Lì dove è pieno di nomi propri, c'è un nome che di nessuno è proprio. Chi l'ha scelto? Chi lo subisce? E perché? Meschino.
Mio fratello Ward una volta era un uomo famoso. Ora nessuno se ne ricorda, e nessuno sembra aver voglia di parlarne, soprattutto non mio padre, anche se di solito lui apprezza più delle altre le cose che non può più toccare o vedere, cose ripulite da ogni pecca e da ogni ambiguità da tutti gli anni in cui le ha conservate nella memoria, rimodellandole ogni volta che le tira fuori fino a farle diventare, esse e ciò che contengono, perfette e affilate come la lama del coltello che tiene in tasca.
Non è nuova da queste parti la presenza di Pete Dexter, di cui avevo scritto a proposito di Così si muore a God’s Pocket (qui), eppure questa stessa presenza non rende giustizia del reale valore di questo scrittore e giornalista, giustamente considerato uno dei più importanti scrittori americani contemporanei.

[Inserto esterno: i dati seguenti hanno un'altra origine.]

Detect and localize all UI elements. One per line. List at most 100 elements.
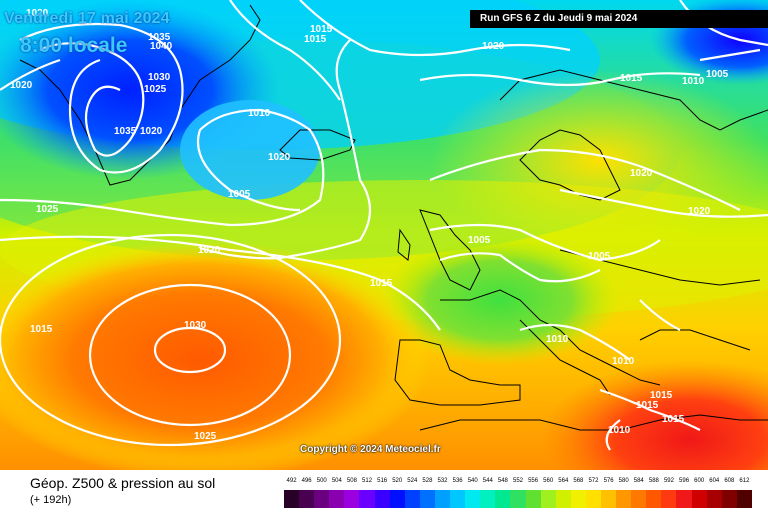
scale-tick-label: 576 — [603, 478, 614, 484]
scale-swatch — [495, 490, 511, 508]
field-green-europe — [380, 235, 620, 365]
isobar-label: 1015 — [370, 278, 393, 289]
scale-swatch — [434, 490, 451, 508]
scale-tick-label: 560 — [543, 478, 554, 484]
isobar-label: 1020 — [482, 41, 505, 52]
scale-swatch — [616, 490, 632, 508]
scale-swatch — [721, 490, 737, 508]
scale-tick-label: 608 — [724, 478, 735, 484]
isobar-label: 1015 — [30, 324, 53, 335]
scale-swatch — [389, 490, 405, 508]
scale-swatch — [600, 490, 617, 508]
scale-tick-label: 536 — [452, 478, 463, 484]
isobar-label: 1020 — [688, 206, 711, 217]
scale-swatch — [299, 490, 315, 508]
scale-tick-label: 492 — [286, 478, 297, 484]
scale-swatch — [314, 490, 330, 508]
scale-swatch — [465, 490, 481, 508]
scale-tick-label: 540 — [467, 478, 478, 484]
scale-tick-label: 496 — [301, 478, 312, 484]
isobar-label: 1015 — [636, 400, 659, 411]
isobar-label: 1010 — [248, 108, 271, 119]
coastlines — [19, 4, 768, 431]
field-azores-high — [0, 240, 430, 470]
field-scandinavia-high — [430, 70, 768, 250]
isobar-label: 1015 — [310, 24, 333, 35]
geopotential-map: 1020 1035 1040 1015 1015 1020 1030 1025 … — [0, 0, 768, 470]
scale-swatch — [329, 490, 345, 508]
isobar-label: 1020 — [26, 8, 49, 19]
scale-swatch — [419, 490, 435, 508]
field-iceland-low — [180, 100, 320, 200]
copyright-label: Copyright © 2024 Meteociel.fr — [300, 444, 441, 455]
scale-swatch — [585, 490, 601, 508]
color-scale-bar — [284, 490, 752, 508]
isobar-label: 1005 — [468, 235, 491, 246]
scale-tick-label: 528 — [422, 478, 433, 484]
isobar-label: 1015 — [620, 73, 643, 84]
scale-tick-label: 512 — [362, 478, 373, 484]
scale-tick-label: 508 — [346, 478, 357, 484]
scale-tick-label: 596 — [679, 478, 690, 484]
local-time-label: 8:00 locale — [20, 34, 128, 57]
scale-tick-label: 548 — [497, 478, 508, 484]
isobar-label: 1010 — [546, 334, 569, 345]
scale-swatch — [691, 490, 707, 508]
isobar-label: 1030 — [148, 72, 171, 83]
valid-date-label: Vendredi 17 mai 2024 — [4, 10, 170, 27]
scale-swatch — [646, 490, 662, 508]
isobar-label: 1010 — [682, 76, 705, 87]
scale-tick-label: 556 — [528, 478, 539, 484]
scale-tick-label: 612 — [739, 478, 750, 484]
scale-tick-label: 544 — [482, 478, 493, 484]
scale-tick-label: 584 — [633, 478, 644, 484]
isobar-label: 1035 — [148, 32, 171, 43]
field-mediterranean-high — [540, 360, 768, 470]
isobar-label: 1010 — [612, 356, 635, 367]
scale-swatch — [525, 490, 541, 508]
scale-swatch — [706, 490, 722, 508]
isobar-label: 1015 — [650, 390, 673, 401]
scale-swatch — [404, 490, 420, 508]
scale-tick-label: 564 — [558, 478, 569, 484]
legend-footer: Géop. Z500 & pression au sol (+ 192h) 49… — [0, 470, 768, 512]
map-title: Géop. Z500 & pression au sol — [30, 475, 216, 491]
scale-swatch — [374, 490, 390, 508]
scale-tick-label: 532 — [437, 478, 448, 484]
isobar-label: 1005 — [706, 69, 729, 80]
isobar-labels: 1020 1035 1040 1015 1015 1020 1030 1025 … — [10, 8, 729, 442]
scale-tick-label: 604 — [709, 478, 720, 484]
isobar-label: 1040 — [150, 41, 173, 52]
scale-tick-label: 568 — [573, 478, 584, 484]
scale-swatch — [661, 490, 677, 508]
run-info-banner: Run GFS 6 Z du Jeudi 9 mai 2024 — [470, 10, 768, 28]
scale-tick-label: 600 — [694, 478, 705, 484]
scale-tick-label: 552 — [512, 478, 524, 484]
scale-tick-label: 520 — [392, 478, 403, 484]
scale-tick-label: 580 — [618, 478, 629, 484]
scale-swatch — [540, 490, 556, 508]
scale-tick-label: 588 — [648, 478, 659, 484]
isobars — [0, 0, 768, 450]
scale-swatch — [450, 490, 466, 508]
isobar-label: 1025 — [144, 84, 167, 95]
scale-swatch — [676, 490, 692, 508]
forecast-offset: (+ 192h) — [30, 494, 72, 506]
scale-tick-label: 500 — [316, 478, 327, 484]
isobar-label: 1025 — [36, 204, 59, 215]
scale-swatch — [736, 490, 752, 508]
scale-tick-label: 524 — [407, 478, 418, 484]
isobar-label: 1015 — [662, 414, 685, 425]
color-scale-labels: 492 496 500 504 508 512 516 520 524 528 532 536 540 5… — [284, 478, 752, 488]
scale-tick-label: 504 — [331, 478, 342, 484]
scale-tick-label: 572 — [588, 478, 599, 484]
isobar-label: 1025 — [194, 431, 217, 442]
isobar-label: 1015 — [304, 34, 327, 45]
scale-swatch — [344, 490, 360, 508]
isobar-label: 1020 — [268, 152, 291, 163]
scale-swatch — [510, 490, 526, 508]
isobar-label: 1035 — [114, 126, 137, 137]
scale-swatch — [631, 490, 647, 508]
scale-swatch — [284, 490, 300, 508]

Al centro di Un affare di famiglia c’è un’indagine giornalistica. Hillary Van Wetter è chiuso in carcere, in Florida, ed aspetta di essere giustiziato perché accusato di aver ucciso Thurmond Call, sceriffo senza scrupoli e avvezzo a metodi brutali che durante il suo lungo servizio aveva ucciso sedici neri. Fin qui nulla di assurdo o particolarmente terribile, per una certa mentalità che prospera nelle zone più interne e nelle comunità più chiuse negli Stati Uniti. Ma ad un certo punto Thurmond Call uccide un bianco appartenente alla sua stessa comunità. Certo, questo uomo è un componente della losca e violenta famiglia Wetter, ma è pur sempre un bianco e, in quanto tale la sua morte chiama vendetta – questo il movente della vendetta di Hillary contro uno sceriffo di cui nessuno, dopo la sua morte, ha mai veramente sentito la mancanza o onorato la memoria. Tutto pare chiaro, la condanna imminente, la storia chiusa, ma non sarà così, poiché Charlotte Bless, una contraddittoria ragazza che nutre una strana, forse perversa attrazione per i carcerati, con una lettera aperta al “Miami Times” riapre il caso. La ragazza in questa lettera sostiene che l’uomo che stava per essere giustiziato era in realtà un povero innocente, capro espiatorio di una storia su cui non era veramente stata fatta luce. È così che il giornale decide di mandare sul posto due suoi reporter, Ward James – fratello maggiore di Jack, ragazzo dei giornali e voce narrante – e Yardley Acherman. A questo punto inizia una trama tutta da seguire in cui, il mondo del giornalismo si mescola ad altri temi, fino a diventare qualcosa come una parabola della lotta fra onestà e disonestà, ricerca e fuga dalla verità. Una storia in cui si tratta di cosa sia la verà coerenza, di quanto un uomo possa spingersi avanti e di quando sia il caso – se esiste – di fermarsi, dire basta. Un romanzo, insomma, in cui si tratta della natura umana in quanto tale.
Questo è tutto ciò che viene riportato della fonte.